Alexandrea "alex" Barnette, LMFT Associate
Supervised by Blake Howard Norton, LMFT-S
Welcome! My goal in working with you is that we can collaborate to understand all of the forces, both positive and negative, that are keeping you stuck. When we look at problems from a place of curiosity rather than judgment, new explanations and solutions begin to emerge.
In working with individuals, I would describe my approach as experiential, systemic, and collaborative. I help individuals create a stronger sense of self and belonging. My role is to help you clarify what is and isn’t working, process painful emotions and transitions, establish new boundaries, and create interdependence in your relationships.

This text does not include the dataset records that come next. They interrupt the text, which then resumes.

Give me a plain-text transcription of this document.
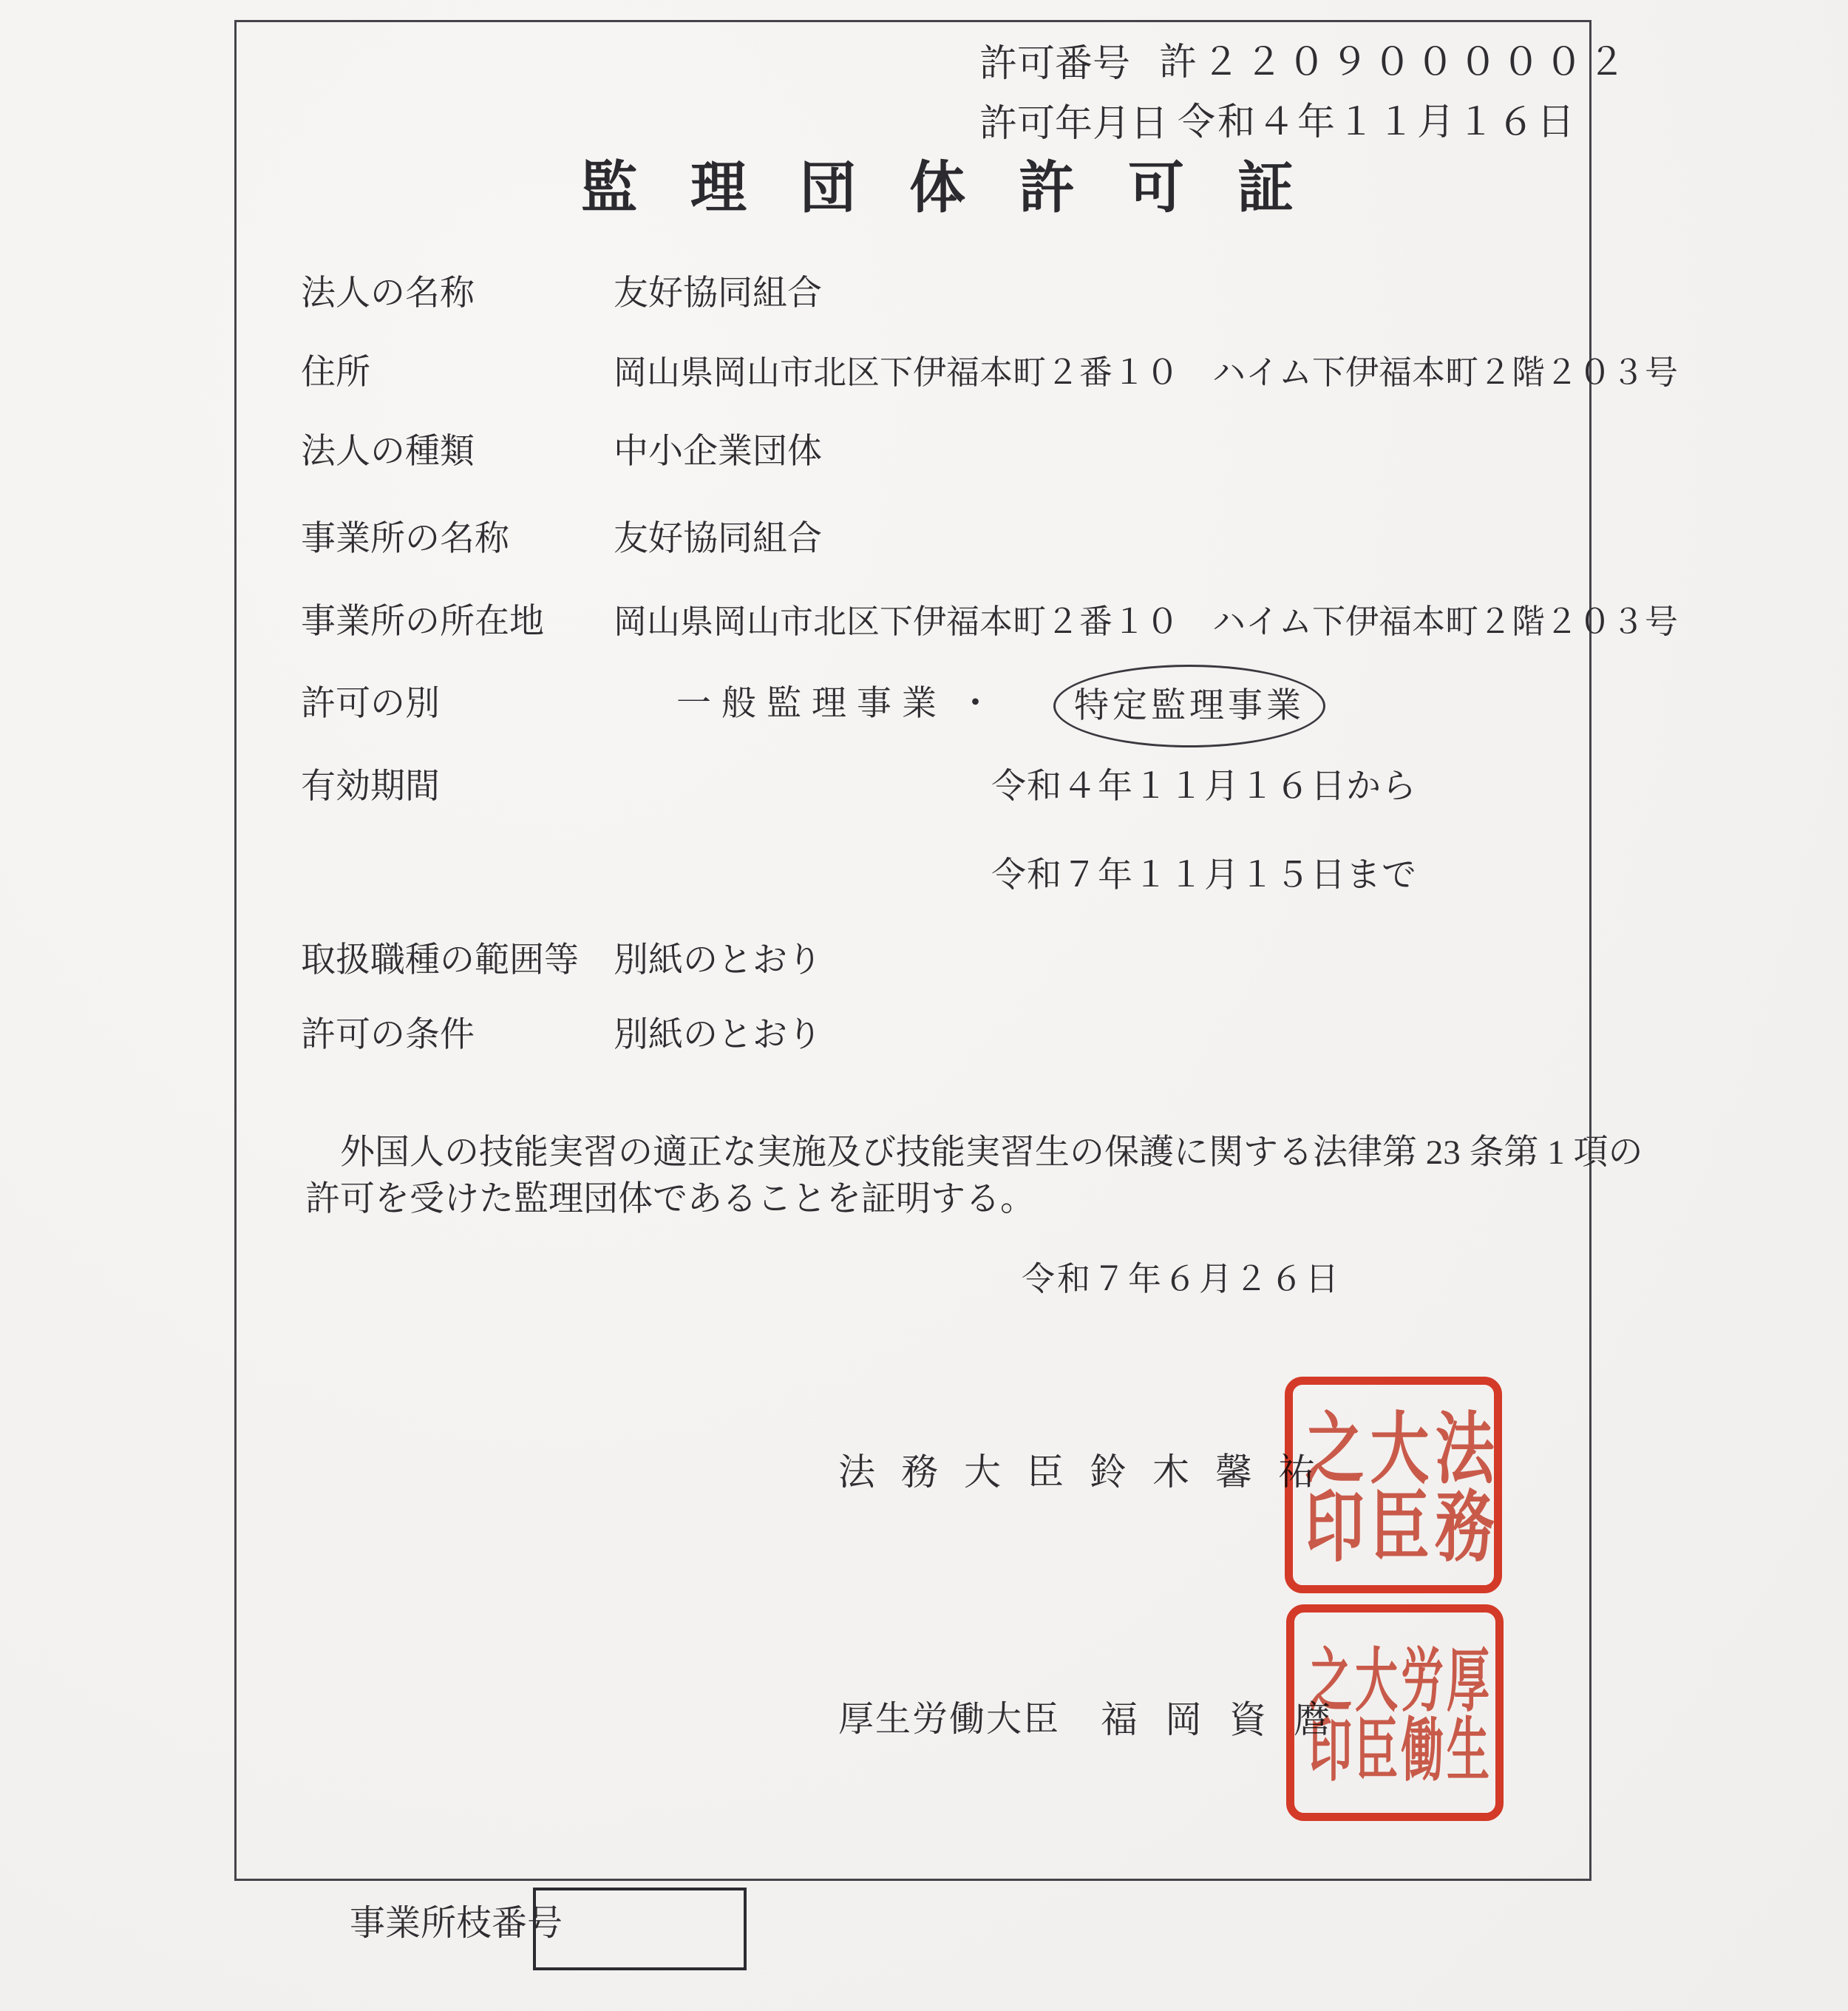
許可番号 許２２０９０００００２
許可年月日 令和４年１１月１６日
監理団体許可証
法人の名称	友好協同組合
住所	岡山県岡山市北区下伊福本町２番１０　ハイム下伊福本町２階２０３号
法人の種類	中小企業団体
事業所の名称	友好協同組合
事業所の所在地 岡山県岡山市北区下伊福本町２番１０　ハイム下伊福本町２階２０３号
許可の別	一般監理事業 ・ 特定監理事業
有効期間	令和４年１１月１６日から
令和７年１１月１５日まで
取扱職種の範囲等 別紙のとおり
許可の条件	別紙のとおり
外国人の技能実習の適正な実施及び技能実習生の保護に関する法律第 23 条第 1 項の
許可を受けた監理団体であることを証明する。
令和７年６月２６日
法務大臣 鈴木馨祐
厚生労働大臣 福岡資麿
法務
大臣
之印
厚生
労働
大臣
之印
事業所枝番号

I have always been interested in learning more about how to foster functional relationships and adapt to transitions. I graduated with a Bachelor’s of Science in Human Development and Family Sciences at the University of Texas at Austin. During my last year at UT, I worked as a Research Assistant for the Austin Marriage Project, a long-term study aimed at understanding how couples grow and change over the course of their relationship and identifying factors that contribute to healthy relationships. I graduated from St. Edward’s University with a Master of Arts in Counseling degree with a concentration in Marriage and Family Therapy. I completed my clinical hours as a Graduate Associate at Austin Family Institute where I provided counseling to a variety of couples, families, and individuals.
It’s easy to internalize and blame yourself or your partner when you can’t produce the change you want, but unfortunately, that doesn’t seem to get people very far. When we zoom out to understand the bigger picture, our “self-destructive behaviors“ and patterns start to make sense. Change is a process. Change can be scary and painful, but it can also be highly rewarding and meaningful. There is a saying, “If you want to go fast, go alone. If you want to go far, go with others.” There’s a good reason you’re here, and together we can help you find where you want to go.